Question: {question}

Answer:"""
    
    response = client.chat.completions.create(
        model="gpt-4o-mini",
        messages=[{"role": "user", "content": prompt}],
        temperature=0.3,
    )
    
    return response.choices[0].message.content

# Test
answer = rag_answer("How do I change file permissions in Linux?")
print(answer)

Optimizing Milvus for Production

Choosing the Right Index Type

This is the point many people overlook and then complain that Milvus is slow. Each index type has different trade-offs:

IVF_FLAT: Balances speed and accuracy — good for most use cases, data under 10M vectors
HNSW: Faster at query time but uses more RAM — use when you need low latency and have sufficient RAM
IVF_SQ8: Compresses vectors 4x, saves RAM — use when data is large but RAM is limited, accepting ~2% accuracy loss
FLAT: Brute force, 100% accurate but slow — only for testing or small datasets under 1M vectors

# HNSW index — consider for production if you have sufficient RAM
hnsw_params = {
    "metric_type": "COSINE",
    "index_type": "HNSW",
    "params": {
        "M": 16,           # Connections per node, higher M = more accurate, more RAM usage
        "efConstruction": 200,  # Accuracy during index build
    },
}

# When searching with HNSW
hnsw_search_params = {
    "metric_type": "COSINE",
    "params": {"ef": 64},  # Higher ef = more accurate, slightly slower
}

Using Partitions to Organize Data

If your knowledge base has many different sources — documents, FAQs, code snippets — use partitions to speed up searches:

# Create partitions by document type
collection.create_partition("docs")
collection.create_partition("faq")
collection.create_partition("code")

# Insert into specific partition
collection.insert(
    {"source": ["manual.pdf"], "content": ["..."], "embedding": [[...]]},
    partition_name="docs"
)

# Search only in docs partition — faster than a full collection search
results = collection.search(
    data=[query_embedding],
    anns_field="embedding",
    param=search_params,
    limit=5,
    partition_names=["docs"],  # Filter by partition
    output_fields=["source", "content"],
)

Hybrid Search: Combining Vectors and Filters

# Semantic search + filter by source file
results = collection.search(
    data=[query_embedding],
    anns_field="embedding",
    param=search_params,
    limit=5,
    expr='source like "linux%"',  # Only fetch documents from linux_* files
    output_fields=["source", "content"],
)

Practical Tips for Using Milvus

Chunking Strategy Matters More Than You Think

I’ve tried many ways to chunk documents and arrived at one clear conclusion: chunks under 100 tokens lose context, while chunks over 1000 tokens make the vector embedding too “diluted” — everything matches a little, nothing really stands out. The sweet spot is 300–500 tokens, with 50–100 token overlap between chunks to avoid breaking the flow of ideas at boundaries.

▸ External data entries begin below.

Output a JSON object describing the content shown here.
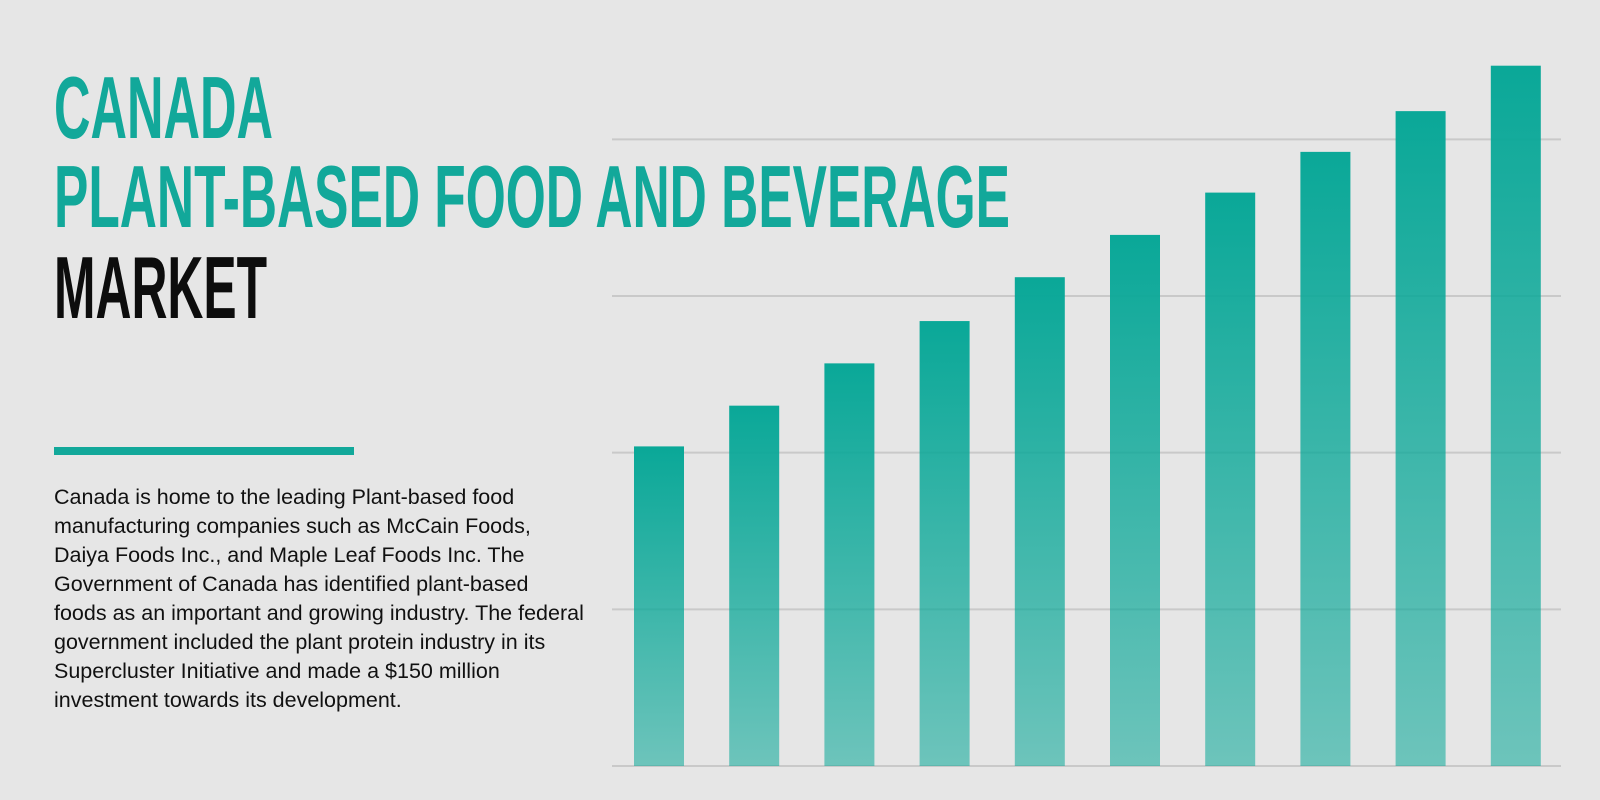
{
  "chart_data": {
    "type": "bar",
    "title_lines": [
      "CANADA",
      "PLANT-BASED FOOD AND BEVERAGE",
      "MARKET"
    ],
    "description": "Canada is home to the leading Plant-based food manufacturing companies such as McCain Foods, Daiya Foods Inc., and Maple Leaf Foods Inc. The Government of Canada has identified plant-based foods as an important and growing industry. The federal government included the plant protein industry in its Supercluster Initiative and made a $150 million investment towards its development.",
    "categories": [
      null,
      null,
      null,
      null,
      null,
      null,
      null,
      null,
      null,
      null
    ],
    "values": [
      2.04,
      2.3,
      2.57,
      2.84,
      3.12,
      3.39,
      3.66,
      3.92,
      4.18,
      4.47
    ],
    "color": "#0aa898",
    "ylim": [
      0,
      4.5
    ],
    "yticks": [
      0,
      1,
      2,
      3,
      4
    ],
    "grid": true
  }
}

def chunk_text(text: str, chunk_size: int = 400, overlap: int = 80) -> list[str]:
    words = text.split()
    chunks = []
    start = 0
    while start < len(words):
        end = start + chunk_size
        chunk = " ".join(words[start:end])
        chunks.append(chunk)
        start += chunk_size - overlap  # Overlap to preserve context at chunk boundaries
    return chunks

Backing Up Milvus Data

# Backup all volumes (etcd + minio)
docker compose stop
tar -czf milvus-backup-$(date +%Y%m%d).tar.gz ./volumes/
docker compose start

# Or use the official Milvus Backup tool
pip install pymilvus[bulk_writer]
# https://github.com/zilliztech/milvus-backup

Monitoring with the Milvus Web UI

Attu is Milvus’s official web UI — quite handy for viewing collection stats, running queries directly, and monitoring index status without typing commands:

docker run -d \
  --name attu \
  -p 3000:3000 \
  -e MILVUS_URL=localhost:19530 \
  zilliz/attu:v2.4

# Access: http://localhost:3000

When to Choose Milvus Over Other Solutions

This is a question I get asked often. The short answer: choose Milvus when your vector data exceeds 1 million records and you need distributed scaling, or when your team is already comfortable with the Kubernetes ecosystem. Smaller data, running single-node? There are lighter-weight options that fit better. Milvus truly shines at enterprise scale — billions of vectors, multi-tenancy, high availability.